§ 4. The Trinity of Manifestations founded in the Truth of Things.

We repeat, that this view is an Orthodox view of the Trinity, according to the teaching of the greatest fathers of the Church. If we suppose that the Deity has made, and is evermore making, three distinct and independent revelations of himself,—each revelation giving a different view of the divine Being, each revelation showing God to man under [pg 433] a different aspect,—then each of these is a personal manifestation. Each reveals God as a Person. If we see God, for example, in nature, we see him not merely as a power, a supreme cause, but also a living Person, who creates evermore out of a fulness of divine wisdom and love. God in nature is, then, a Person. Again: if God reveals himself in Christ, it is not as abstract truth or as doctrinal statement. But we see God himself, the personal God, the Father and Friend, the redeeming grace, the God who loved us before the foundation of the world, approaching us in Christ to reconcile us and save us. It is a God who “so loved the world” that we see in Christ, therefore, a Person. And so the Spirit, which speaks in the human conscience and human heart, is not a mere influence, or rapture, or movement, but is one who communes with us; one who talks with us; one who comforts us; one who hears and answers us; therefore a Person.

If, then, there is no antecedent objection to this form of the Trinity as a threefold manifestation of the divine Being, we have only to ask, Is it true as a matter of fact? Has such a threefold manifestation of God actually taken place? We reply, that it is so. According to Scripture, observation, and experience, we find such to be the fact. Scripture shows us God, the Father, as the source of all being, the fountain and end of all things; from whom all things have come, and to whom all things tend. As the Creator, he reveals himself in nature and providence (as the apostle Paul declares), “being understood by the things that are made,” and “not leaving himself without a witness.”

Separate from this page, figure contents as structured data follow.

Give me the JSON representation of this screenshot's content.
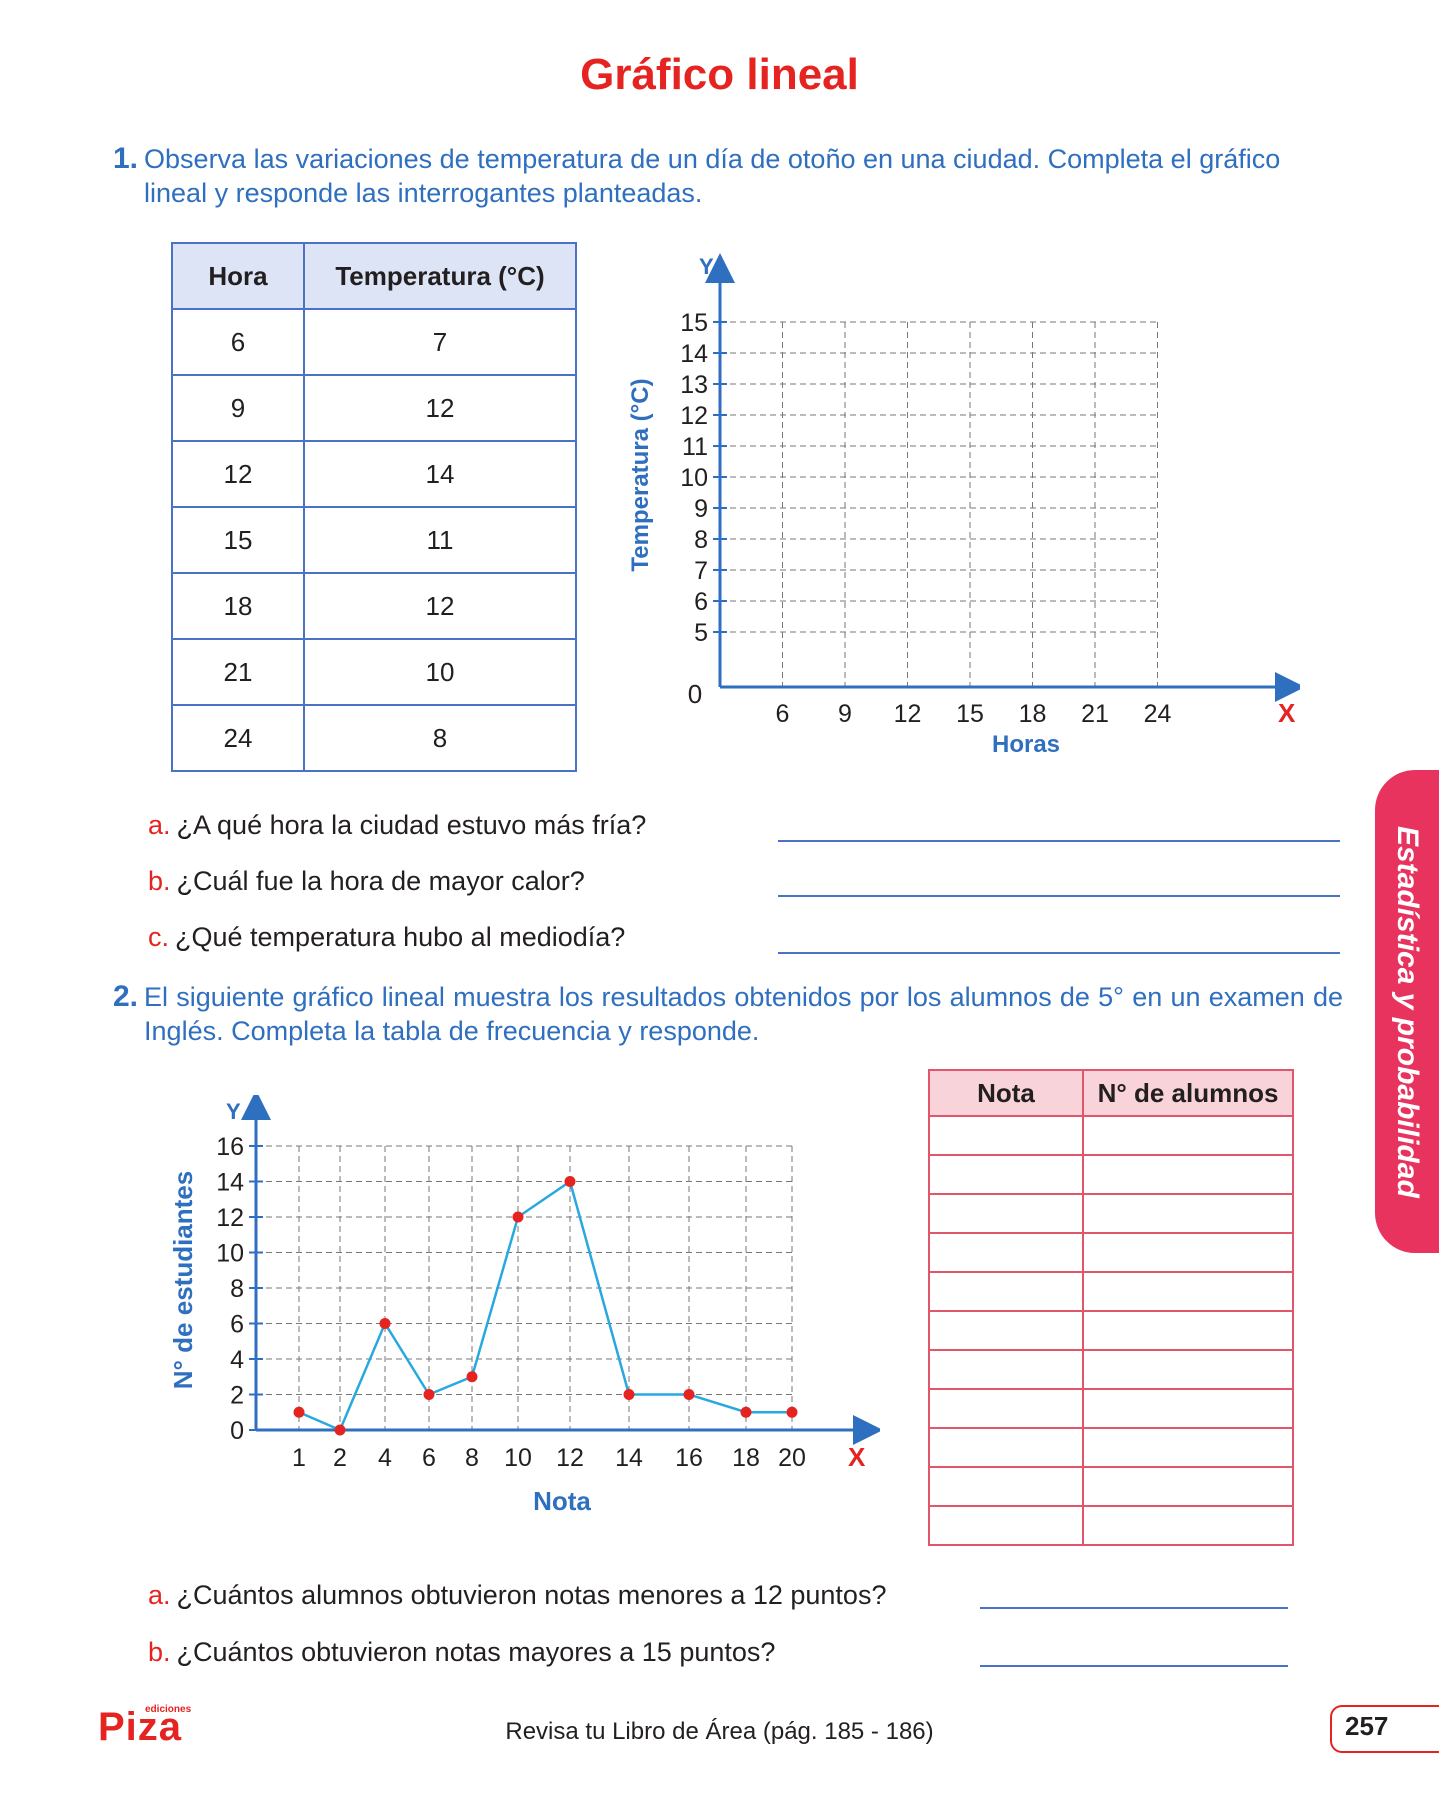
{
  "title": "Gráfico lineal",
  "q1": {
    "number": "1.",
    "text": "Observa las variaciones de temperatura de un día de otoño en una ciudad. Completa el gráfico lineal y responde las interrogantes planteadas.",
    "table": {
      "headers": [
        "Hora",
        "Temperatura (°C)"
      ],
      "rows": [
        [
          "6",
          "7"
        ],
        [
          "9",
          "12"
        ],
        [
          "12",
          "14"
        ],
        [
          "15",
          "11"
        ],
        [
          "18",
          "12"
        ],
        [
          "21",
          "10"
        ],
        [
          "24",
          "8"
        ]
      ]
    },
    "questions": [
      {
        "letter": "a.",
        "text": "¿A qué hora la ciudad estuvo más fría?"
      },
      {
        "letter": "b.",
        "text": "¿Cuál fue la hora de mayor calor?"
      },
      {
        "letter": "c.",
        "text": "¿Qué temperatura hubo al mediodía?"
      }
    ]
  },
  "q2": {
    "number": "2.",
    "text": "El siguiente gráfico lineal muestra los resultados obtenidos por los alumnos de 5° en un examen de Inglés. Completa la tabla de frecuencia y responde.",
    "table": {
      "headers": [
        "Nota",
        "N° de alumnos"
      ],
      "empty_rows": 11
    },
    "questions": [
      {
        "letter": "a.",
        "text": "¿Cuántos alumnos obtuvieron notas menores a 12 puntos?"
      },
      {
        "letter": "b.",
        "text": "¿Cuántos obtuvieron notas mayores a 15 puntos?"
      }
    ]
  },
  "chart_data": [
    {
      "type": "line",
      "xlabel": "Horas",
      "ylabel": "Temperatura (°C)",
      "x_axis_letter": "X",
      "y_axis_letter": "Y",
      "origin_label": "0",
      "x_ticks": [
        "6",
        "9",
        "12",
        "15",
        "18",
        "21",
        "24"
      ],
      "y_ticks": [
        "5",
        "6",
        "7",
        "8",
        "9",
        "10",
        "11",
        "12",
        "13",
        "14",
        "15"
      ],
      "series": []
    },
    {
      "type": "line",
      "xlabel": "Nota",
      "ylabel": "N° de estudiantes",
      "x_axis_letter": "X",
      "y_axis_letter": "Y",
      "x_ticks": [
        "1",
        "2",
        "4",
        "6",
        "8",
        "10",
        "12",
        "14",
        "16",
        "18",
        "20"
      ],
      "y_ticks": [
        "0",
        "2",
        "4",
        "6",
        "8",
        "10",
        "12",
        "14",
        "16"
      ],
      "ylim": [
        0,
        16
      ],
      "series": [
        {
          "x": [
            "1",
            "2",
            "4",
            "6",
            "8",
            "10",
            "12",
            "14",
            "16",
            "18",
            "20"
          ],
          "values": [
            1,
            0,
            6,
            2,
            3,
            12,
            14,
            2,
            2,
            1,
            1
          ]
        }
      ],
      "line_color": "#29a8e0",
      "marker_color": "#e52421"
    }
  ],
  "side_tab": "Estadística y probabilidad",
  "footer": {
    "logo": "Piza",
    "logo_sub": "ediciones",
    "text": "Revisa tu Libro de Área (pág. 185 - 186)",
    "page": "257"
  },
  "colors": {
    "title": "#e52421",
    "blue": "#2f6fbf",
    "pink": "#e8335e"
  }
}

Supreme power, wisdom, and goodness are manifested in nature as unchanging law, as perfect order. But God is seen in Christ again as Redeemer, as meeting the exigencies arising from the freedom of the creature by what we call miracle; not contrary to nature, but different from nature, showing himself as the Friend and Helper of the soul. As [pg 434] the essence of the first revelation of God is the sight of his goodness, and wisdom, and power, displayed in law, so the essence of the second revelation is of the same essential Being displaying himself as love. In the first revelation, he is the universal Parent; in the second, he is the personal Friend. But there is a third revelation which God makes of himself,—within the soul as life. The same power, wisdom, and goodness which we see displayed externally in outward nature, we find manifested internally in the soul itself, as its natural and its spiritual life. That which is displayed outwardly as power is manifested within the soul as cause; that which is manifested outwardly as wisdom is revealed inwardly as reason; and that which is manifested outwardly as goodness is manifested inwardly as conscience, or the law of right.